最悪な結婚のはずが、冷酷な旦那さまの愛妻欲が限界突破したようです
「今日、夕飯はどうしますか?」

 土曜日の午前中、スーツを着て家を出ようとする貴治さんに尋ねる。

「帰って食べる」

 今日は二神不動産の取引先である会社の社長の講演会と懇親会がセットになっている会に貴治さんは参加する予定になっていた。

 先に昼食を兼ねた懇親会があり、その後に講演会という流れで、終わるのは午後五時頃らしい。

 お付き合いと言ってしまえばそれまでだが、やはりこういったまめさが経営者として大事な面でもあるのだろう。

「車で行きますか?」

「いや、天気もいいしそこまでの距離ではないから歩いていく」

 会場は、幸いにもこのマンションのすぐ近くだった。二神不動産の所有する会館ビルで、ひと駅もないので、歩くのが一番早いかもしれない。

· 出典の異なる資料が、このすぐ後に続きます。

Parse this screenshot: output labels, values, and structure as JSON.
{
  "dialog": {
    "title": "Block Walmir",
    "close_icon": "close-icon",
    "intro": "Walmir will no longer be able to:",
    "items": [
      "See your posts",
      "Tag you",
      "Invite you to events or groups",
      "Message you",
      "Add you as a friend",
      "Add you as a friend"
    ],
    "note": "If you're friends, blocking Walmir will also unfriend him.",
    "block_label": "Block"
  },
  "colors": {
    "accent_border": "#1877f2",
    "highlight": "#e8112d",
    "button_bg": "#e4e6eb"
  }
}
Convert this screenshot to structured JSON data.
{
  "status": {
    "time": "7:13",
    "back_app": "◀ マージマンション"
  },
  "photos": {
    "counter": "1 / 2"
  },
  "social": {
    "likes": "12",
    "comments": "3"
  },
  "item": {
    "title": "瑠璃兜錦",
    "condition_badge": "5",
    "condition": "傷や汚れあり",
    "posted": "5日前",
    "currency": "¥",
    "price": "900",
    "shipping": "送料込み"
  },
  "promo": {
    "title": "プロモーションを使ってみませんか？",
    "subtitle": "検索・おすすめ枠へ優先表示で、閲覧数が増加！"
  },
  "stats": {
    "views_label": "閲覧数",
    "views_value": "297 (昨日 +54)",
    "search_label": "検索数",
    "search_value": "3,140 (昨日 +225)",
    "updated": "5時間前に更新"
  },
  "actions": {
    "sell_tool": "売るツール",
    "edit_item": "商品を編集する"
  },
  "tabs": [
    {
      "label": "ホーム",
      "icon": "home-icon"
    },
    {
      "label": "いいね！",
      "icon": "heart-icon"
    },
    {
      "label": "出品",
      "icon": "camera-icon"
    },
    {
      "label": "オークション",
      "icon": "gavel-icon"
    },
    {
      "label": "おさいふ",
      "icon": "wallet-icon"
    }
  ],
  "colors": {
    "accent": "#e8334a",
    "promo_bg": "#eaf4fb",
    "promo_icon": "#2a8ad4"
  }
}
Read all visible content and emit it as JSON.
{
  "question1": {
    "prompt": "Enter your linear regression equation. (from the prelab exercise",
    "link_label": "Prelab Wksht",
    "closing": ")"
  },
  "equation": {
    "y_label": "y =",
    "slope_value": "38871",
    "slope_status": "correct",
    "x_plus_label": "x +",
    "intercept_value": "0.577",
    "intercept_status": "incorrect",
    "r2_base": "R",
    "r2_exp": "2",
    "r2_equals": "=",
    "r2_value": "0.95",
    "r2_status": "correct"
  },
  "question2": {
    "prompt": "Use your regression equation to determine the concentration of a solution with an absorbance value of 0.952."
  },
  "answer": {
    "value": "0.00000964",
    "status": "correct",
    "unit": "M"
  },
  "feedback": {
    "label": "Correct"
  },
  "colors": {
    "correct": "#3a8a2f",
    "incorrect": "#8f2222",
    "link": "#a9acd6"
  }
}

「終わったらすぐに帰ってる。だから実家に行く必要はない」

 真面目に告げる貴治さんに、苦笑する。貴治さんのお母さんから呼び出されたあの日から、貴治さんが夕飯がいらない日は私はご実家を訪れていた。

 お母さんの態度は相変わらず厳しく、発言も辛辣なものが多いが、それでも夕飯の準備は必ずしてくれるし、帰りにタクシーを呼んでくれるのも当然となった。

 貴治さんが仕事終わりに迎えに来ることもあり、おかげで自分だけで過ごす時間が以前よりも少ない。祖母が倒れたあの日から、取り残された私はずっとひとりだったのに。

 貴治さんを見送った後、部屋の片付けや掃除をし、ゆっくりした時間を過ごした。